Virtual network cable deployment is another particular case of transparent deployment and is similar to transparent deployment. The difference between them lies in:

The interface is also a layer 2 interface, but it is defined as a virtual cable interface:

• The virtual network interfaces must be in pairs. When forwarding data, it does not need to check the MAC table and directly forwards it from the interface paired with virtual network cable;

• The forwarding performance of the virtual network cable is higher than that of the transparent interface, so it is recommended to deploy using the virtual cable interface in a general network bridge environment;

• The deployment of virtual network cable has occupied two interfaces. Hence, to connect a management device, another interface should be selected.
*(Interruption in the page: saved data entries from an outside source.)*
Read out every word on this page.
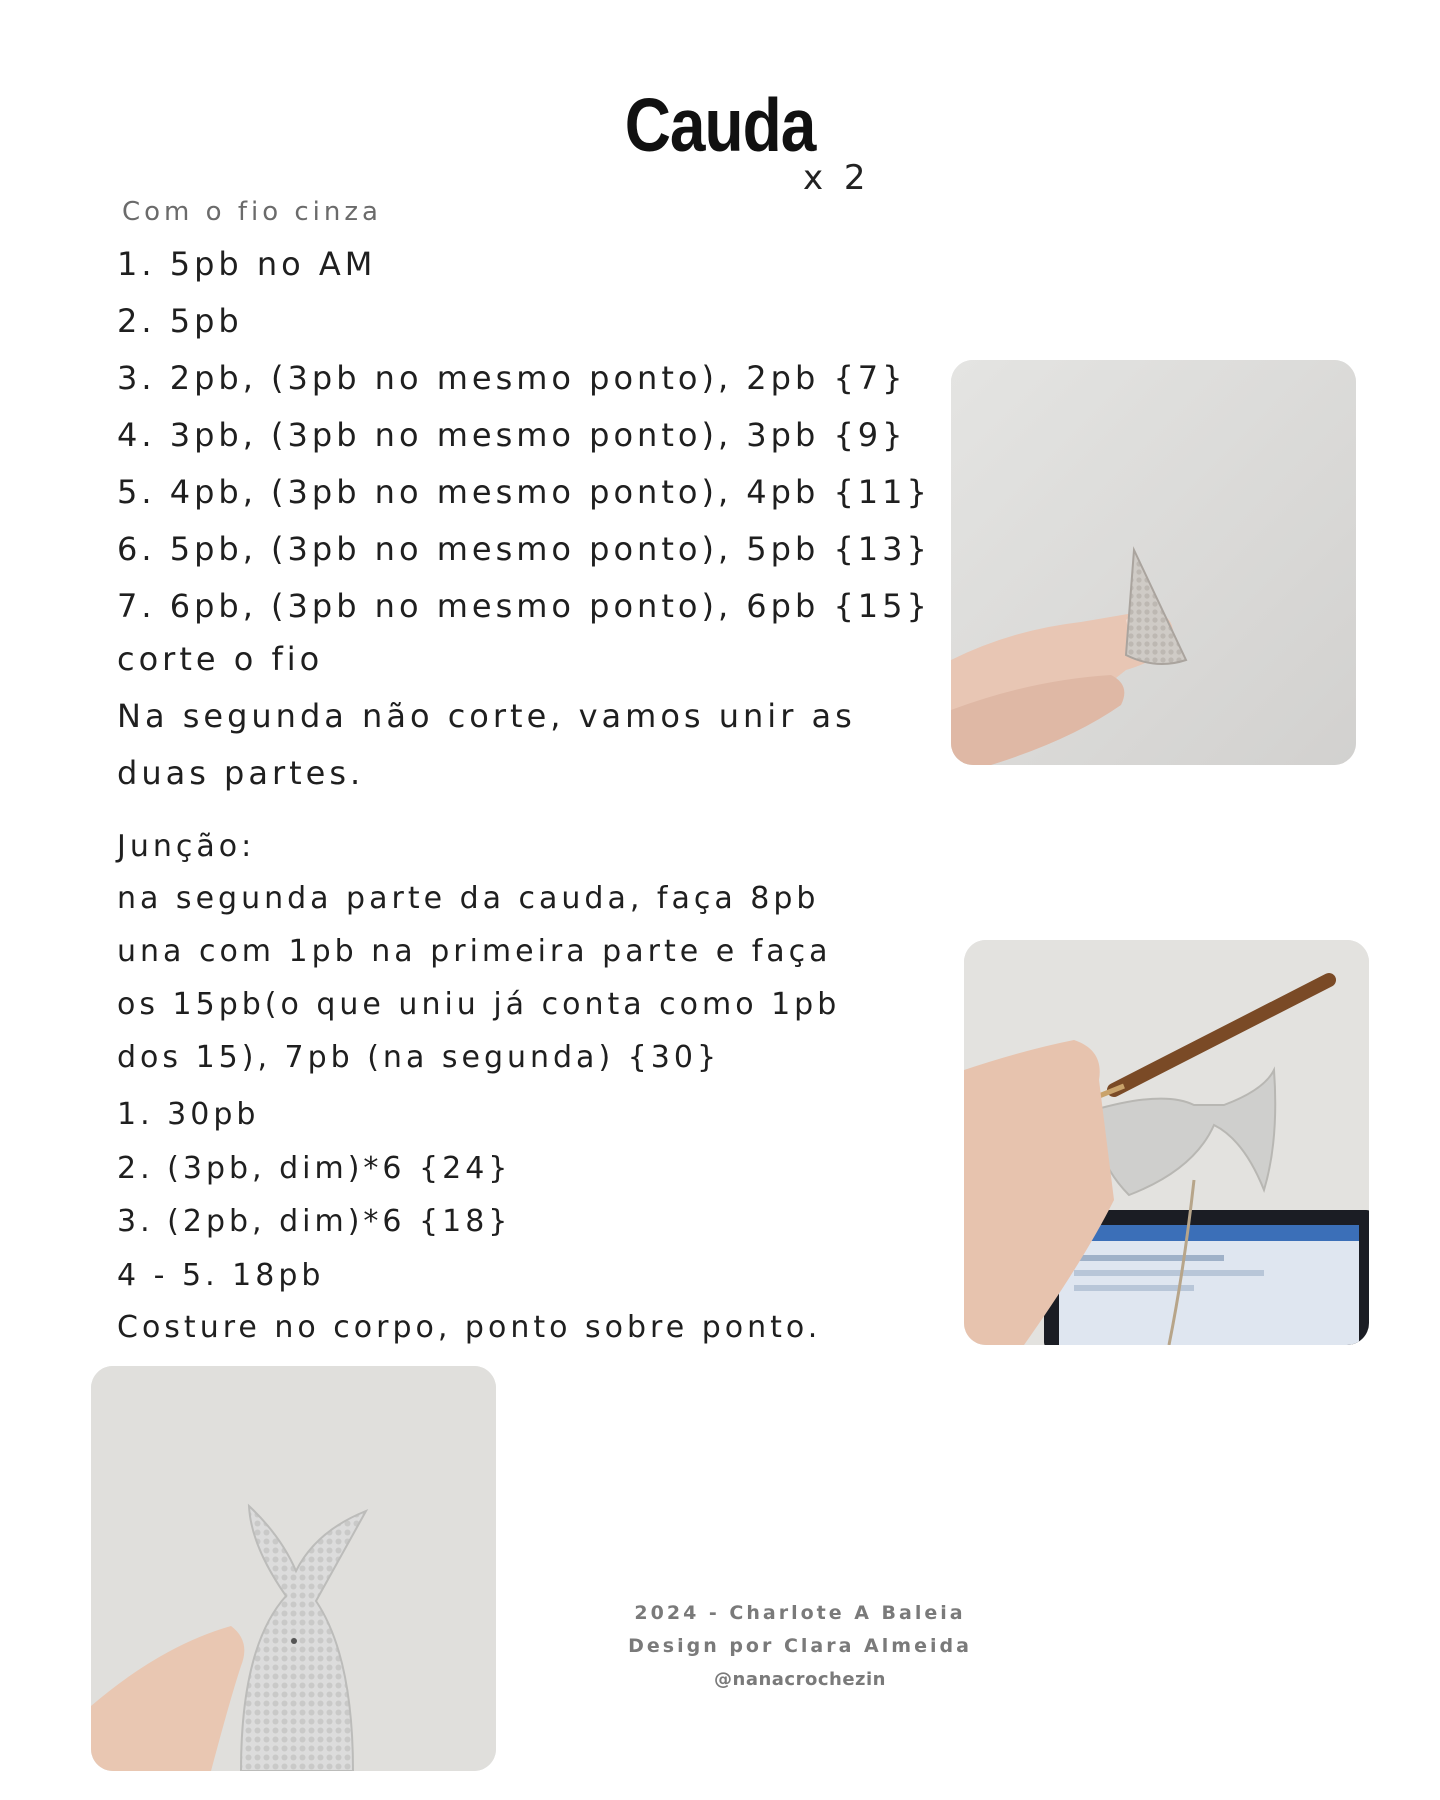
Cauda
x 2
Com o fio cinza
1. 5pb no AM
2. 5pb
3. 2pb, (3pb no mesmo ponto), 2pb {7}
4. 3pb, (3pb no mesmo ponto), 3pb {9}
5. 4pb, (3pb no mesmo ponto), 4pb {11}
6. 5pb, (3pb no mesmo ponto), 5pb {13}
7. 6pb, (3pb no mesmo ponto), 6pb {15}
corte o fio
Na segunda não corte, vamos unir as duas partes.
Junção:
na segunda parte da cauda, faça 8pb una com 1pb na primeira parte e faça os 15pb(o que uniu já conta como 1pb dos 15), 7pb (na segunda) {30}
1. 30pb
2. (3pb, dim)*6 {24}
3. (2pb, dim)*6 {18}
4 - 5. 18pb
Costure no corpo, ponto sobre ponto.
2024 - Charlote A Baleia
Design por Clara Almeida
@nanacrochezin
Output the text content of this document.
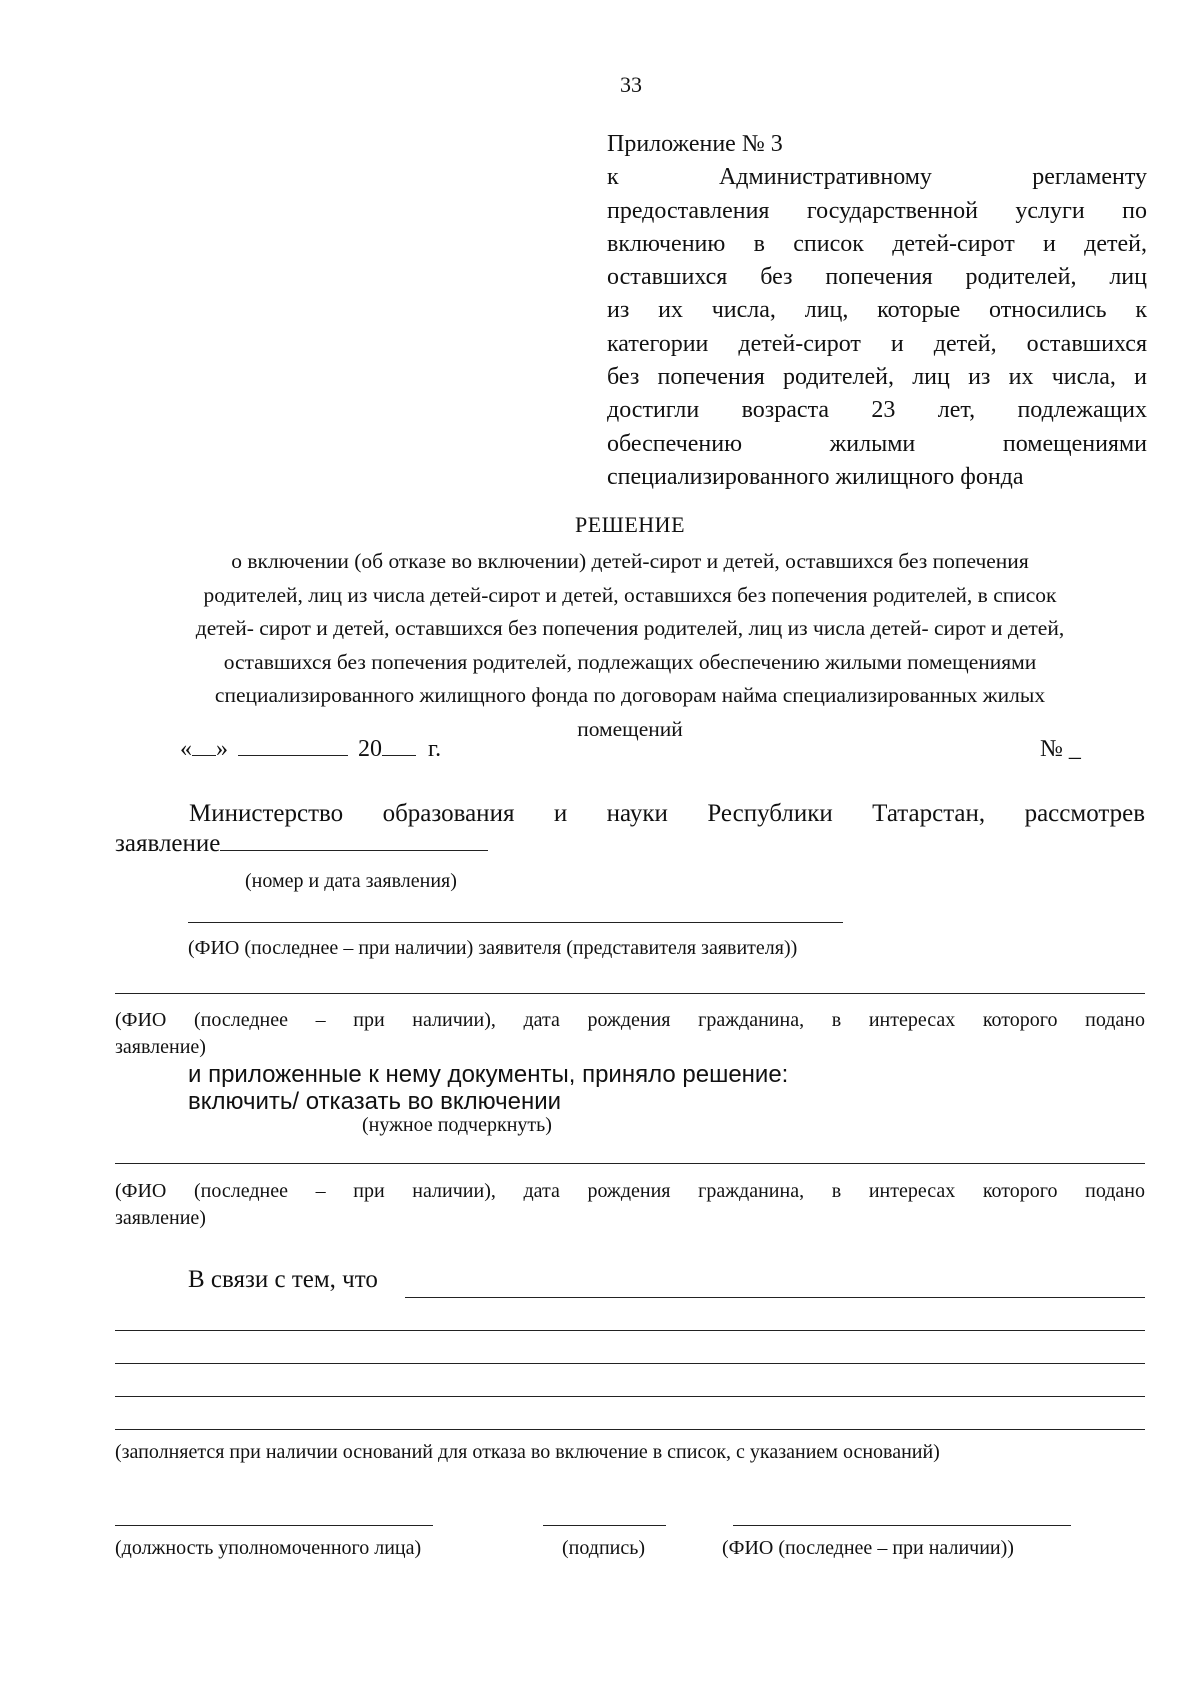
33
Приложение № 3
к Административному регламенту
предоставления государственной услуги по
включению в список детей-сирот и детей,
оставшихся без попечения родителей, лиц
из их числа, лиц, которые относились к
категории детей-сирот и детей, оставшихся
без попечения родителей, лиц из их числа, и
достигли возраста 23 лет, подлежащих
обеспечению жилыми помещениями
специализированного жилищного фонда
РЕШЕНИЕ
о включении (об отказе во включении) детей-сирот и детей, оставшихся без попечения
родителей, лиц из числа детей-сирот и детей, оставшихся без попечения родителей, в список
детей- сирот и детей, оставшихся без попечения родителей, лиц из числа детей- сирот и детей,
оставшихся без попечения родителей, подлежащих обеспечению жилыми помещениями
специализированного жилищного фонда по договорам найма специализированных жилых
помещений
« »	20 г.	№ _
Министерство образования и науки Республики Татарстан, рассмотрев
заявление
(номер и дата заявления)
(ФИО (последнее – при наличии) заявителя (представителя заявителя))
(ФИО (последнее – при наличии), дата рождения гражданина, в интересах которого подано
заявление)
и приложенные к нему документы, приняло решение:
включить/ отказать во включении
(нужное подчеркнуть)
(ФИО (последнее – при наличии), дата рождения гражданина, в интересах которого подано
заявление)
В связи с тем, что
(заполняется при наличии оснований для отказа во включение в список, с указанием оснований)
(должность уполномоченного лица)	(подпись)	(ФИО (последнее – при наличии))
Deployment Case of Virtual Network Cable Mode

The network environment of an enterprise is shown below. There are two layer 3 switch and two routers in the LAN for load balancing. This enterprise wants to deploy the NGAF device transparently on the website, but does not want to change the original Internet access mode. In this case, two-layer isolation must be provided between eth4 & eth2 networking interfaces and eth1 & eth3 networking interfaces. In other words, the data transmitted to eth4 must be forwarded from eth2, and that transmitted to eth1 must be forwarded from eth3, which can be realized through configuring a virtual cable interface.

The deployment methods of the two NGAF devices are the same. We have illustrated the steps by taking one as an example.

Step 1.Log in to the device through the default IP address of the management interface (ETH0). The default IP address of the management interface is 10.251.251.251/24. You need to configure an IP address in the same network segment on the computer and log in to the device via https://10.251.251.251.

Step 2.On the Network > Interfaces > Physical Interface page, click the interface to be set as a WAN interface. Select eth2 as the uplink WAN interface, and select the virtual network cable type and the custom uplink zone, as shown below.

Step 3.On the Network > Interfaces > Physical Interface page, click an interface and set it as a LAN interface. Select eth4 as the downlink LAN interface, select the virtual network cable type and the custom downlink zone, and set eth2 defined in step 1 for Interface Pair 2, as shown below.

Step 4.Configure eth1 and eth3 interfaces according to the method described in steps 2 and 3.

Step 5.Configure the management interface. On the Network > Interfaces > Physical Interface page, select eth0 as the management interface. Do not modify the default IP address of eth0 10.251.251.251/24. Add an IP address belonging to the same network segment as that of the LAN switch as the management IP address so that the LAN administrator can conveniently manage the device.

Step 6.In this case, to realize active and standby switching between LAN switches and routers, enable interface correlation on Network > Interfaces > Link State Propagation page. Check the Enable correlation of interfaces in LINK state on the Network > Interfaces > Link State Propagation page, and select eth1 & eth3 and eth2 & eth4 for interface correlation, as shown below.

Step 7.Configure a route: You need to configure a default route to 0.0.0.0/0.0.0.0, pointing to the LAN switch 192.168.1.1. Then, go to the Network > Route > Static Route page and click Add to add a static route. Specifically, configure the default routing Dst IP/Netmask as 0.0.0.0/0 and the Next-Hop IP as 192.168.1.1. See the figure below.

Step 8.Configure the application control policy: Assign the Internet access permissions to LAN users. On the Policies > Access Control > Application Control Policy page, add an application control policy, and assign the LAN-WAN data access permissions. Then, on the displayed page, select the custom downlink zone as the Src Zone, the custom LAN address as Src Address, the custom uplink zone as Dst Zone, All in Dst Address, any in Services, and All in Applications respectively.

Step 9.After completing the basic configuration, connect the device to the network, eth2 and eth3 interfaces to the preceding router, and eth1 and eth4 interfaces to the two-layer 3 LAN switches respectively.